Rehnquist_pic In making this argument, though, I've always had to make allowances for one exception--one person in a position of enormous power who really seemed to take federalism as an important principle, not just a political expedient. That one person was William Rehnquist. From his earliest days as a law clerk at the Supreme Court in the early 1950s, he argued consistently that American government couldn't work the way it was supposed to work if Congress kept preempting power and jurisdiction that the founding fathers had intended to be exercised at lower levels of the system.

He was still making those points when he became a justice in the early 1970s, often without  much success.
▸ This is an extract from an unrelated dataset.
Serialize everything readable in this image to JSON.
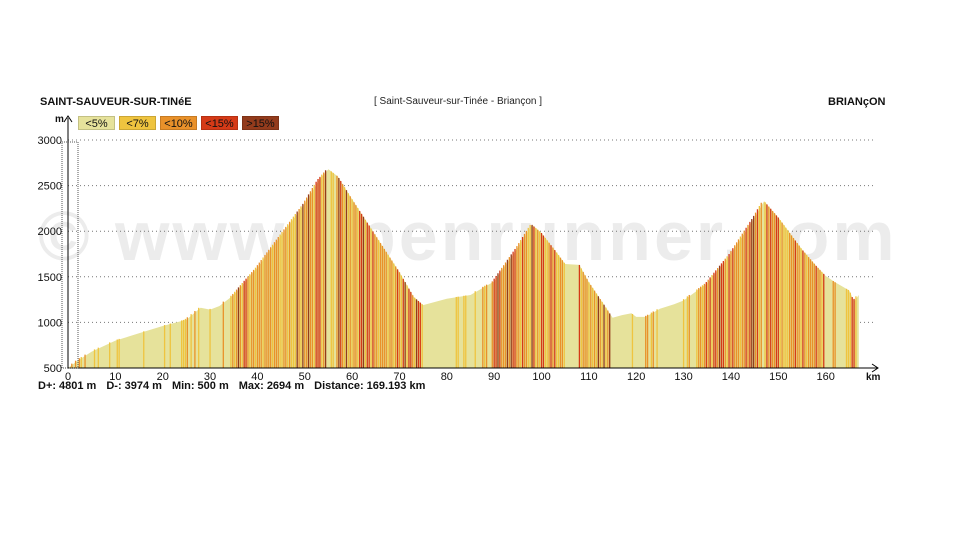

But in the 1990s, that began to change, and Rehnquist found himself on the prevailing side in a whole series of cases that questioned use of the commerce clause and other provisions to justify federal intrusion in what had previously been state affairs. He lost on a few of these issues too, even as chief justice. And some will argue that he cast doubt on his whole project in 2000 when he wrote the legally tortuous decision that overruled Florida's state courts and gave the presidential election to George W. Bush.

Looking at his career as a whole, though, I'm inclined to take Rehnquist seriously as the single important figure in modern American politics for whom the phrase "government closest to the people" was more than window dressing. Did he make the case effectively enough that others will pick it up in his absence? We will gradually find out.